Open water swimming can present more challenges than just a regular swim in the pool. It's important to modify your technique and training to help you work with the many obstacles that come with swimming in currents and choppy water.
Steve Munatones is a swim coach and owner of openwatersource.com. He spends his days swimming and coaching open water swimming and knows just about everything there is to know about the sport and how to be successful in it.
If you're transitioning from the pool to open water, his open water swimming tips are a great place to start.
Focus on a Balanced Body
In open water, your environment is going to be anything but balanced. There are currents, waves and choppy waters so you need balance and to have a nice even stroke.
"The most difficult thing for most new swimmers to do is to swim straight in the open water. This means that your propulsion from both your right arm and left should be equal," Munatones says. "While bilateral breathing is not an absolute requirement, it does help create a balanced stroke that enables you to swim straight when there are no lines, lanes or walls."
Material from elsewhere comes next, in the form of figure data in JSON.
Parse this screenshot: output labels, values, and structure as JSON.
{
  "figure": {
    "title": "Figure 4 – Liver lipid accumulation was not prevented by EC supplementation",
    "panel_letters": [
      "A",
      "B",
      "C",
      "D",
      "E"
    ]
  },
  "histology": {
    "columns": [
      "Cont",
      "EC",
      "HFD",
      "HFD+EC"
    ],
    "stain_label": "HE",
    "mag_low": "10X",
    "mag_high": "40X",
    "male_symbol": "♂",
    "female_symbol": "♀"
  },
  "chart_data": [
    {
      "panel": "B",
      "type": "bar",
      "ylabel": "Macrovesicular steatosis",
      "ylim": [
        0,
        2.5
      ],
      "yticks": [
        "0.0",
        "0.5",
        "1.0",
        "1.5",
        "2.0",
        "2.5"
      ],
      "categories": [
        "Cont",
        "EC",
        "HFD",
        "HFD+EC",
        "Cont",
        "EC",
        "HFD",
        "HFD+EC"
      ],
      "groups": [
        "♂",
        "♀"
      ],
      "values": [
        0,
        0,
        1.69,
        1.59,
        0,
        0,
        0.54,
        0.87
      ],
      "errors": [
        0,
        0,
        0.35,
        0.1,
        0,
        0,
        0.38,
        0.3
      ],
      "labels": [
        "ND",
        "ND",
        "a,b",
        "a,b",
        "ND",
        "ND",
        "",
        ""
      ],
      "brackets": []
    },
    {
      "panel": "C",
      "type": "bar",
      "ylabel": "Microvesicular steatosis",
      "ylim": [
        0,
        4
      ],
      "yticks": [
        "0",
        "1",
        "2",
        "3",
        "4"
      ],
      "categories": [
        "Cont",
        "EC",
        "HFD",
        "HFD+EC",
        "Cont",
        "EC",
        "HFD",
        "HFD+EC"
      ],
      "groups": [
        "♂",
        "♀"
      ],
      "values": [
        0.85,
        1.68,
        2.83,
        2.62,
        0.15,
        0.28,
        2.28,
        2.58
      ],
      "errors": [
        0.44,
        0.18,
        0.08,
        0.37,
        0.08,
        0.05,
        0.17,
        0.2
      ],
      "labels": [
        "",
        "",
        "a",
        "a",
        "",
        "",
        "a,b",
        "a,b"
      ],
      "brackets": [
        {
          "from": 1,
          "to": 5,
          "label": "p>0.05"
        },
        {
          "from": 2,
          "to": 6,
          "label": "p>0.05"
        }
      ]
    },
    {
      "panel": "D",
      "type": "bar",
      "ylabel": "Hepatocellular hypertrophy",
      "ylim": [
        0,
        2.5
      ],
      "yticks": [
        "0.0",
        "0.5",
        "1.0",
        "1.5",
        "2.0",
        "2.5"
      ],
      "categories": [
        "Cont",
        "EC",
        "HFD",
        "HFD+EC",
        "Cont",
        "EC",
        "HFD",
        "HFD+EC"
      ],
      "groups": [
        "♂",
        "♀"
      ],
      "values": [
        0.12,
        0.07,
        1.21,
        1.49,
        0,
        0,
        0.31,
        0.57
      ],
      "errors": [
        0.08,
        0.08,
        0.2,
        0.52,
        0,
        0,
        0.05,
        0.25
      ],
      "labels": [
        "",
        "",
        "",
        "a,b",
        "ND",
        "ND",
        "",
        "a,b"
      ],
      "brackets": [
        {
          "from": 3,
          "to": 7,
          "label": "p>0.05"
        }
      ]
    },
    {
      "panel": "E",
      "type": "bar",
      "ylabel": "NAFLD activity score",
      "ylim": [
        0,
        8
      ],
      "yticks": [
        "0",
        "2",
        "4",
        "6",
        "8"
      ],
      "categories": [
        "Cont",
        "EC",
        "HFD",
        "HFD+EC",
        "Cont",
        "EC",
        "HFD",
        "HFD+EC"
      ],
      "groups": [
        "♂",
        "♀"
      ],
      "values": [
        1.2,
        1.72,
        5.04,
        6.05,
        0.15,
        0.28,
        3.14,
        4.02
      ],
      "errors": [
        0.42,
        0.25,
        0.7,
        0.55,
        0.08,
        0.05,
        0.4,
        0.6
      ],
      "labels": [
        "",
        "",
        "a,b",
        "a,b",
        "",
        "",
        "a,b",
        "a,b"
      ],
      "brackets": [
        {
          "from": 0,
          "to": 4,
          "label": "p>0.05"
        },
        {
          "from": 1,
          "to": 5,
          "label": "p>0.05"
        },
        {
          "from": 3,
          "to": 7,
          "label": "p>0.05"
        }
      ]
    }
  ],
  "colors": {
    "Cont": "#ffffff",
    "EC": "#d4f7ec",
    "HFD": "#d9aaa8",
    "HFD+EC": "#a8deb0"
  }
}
Munatones also cautions against the crossover kick many swimmers seem to develop. It causes swimmers to veer to the right or the left, wasting energy in open water.
To avoid this, pay attention to your kick as you practice in the pool and work to make it even. Focus on preventing your legs from crossing over one another as you rotate to breathe.
Keep a Look Out
While a head-down stroke is great in the pool, open water swimming doesn't allow for the same visibility. Modify your stroke in order to see where you're going and keep an eye on those around you in races.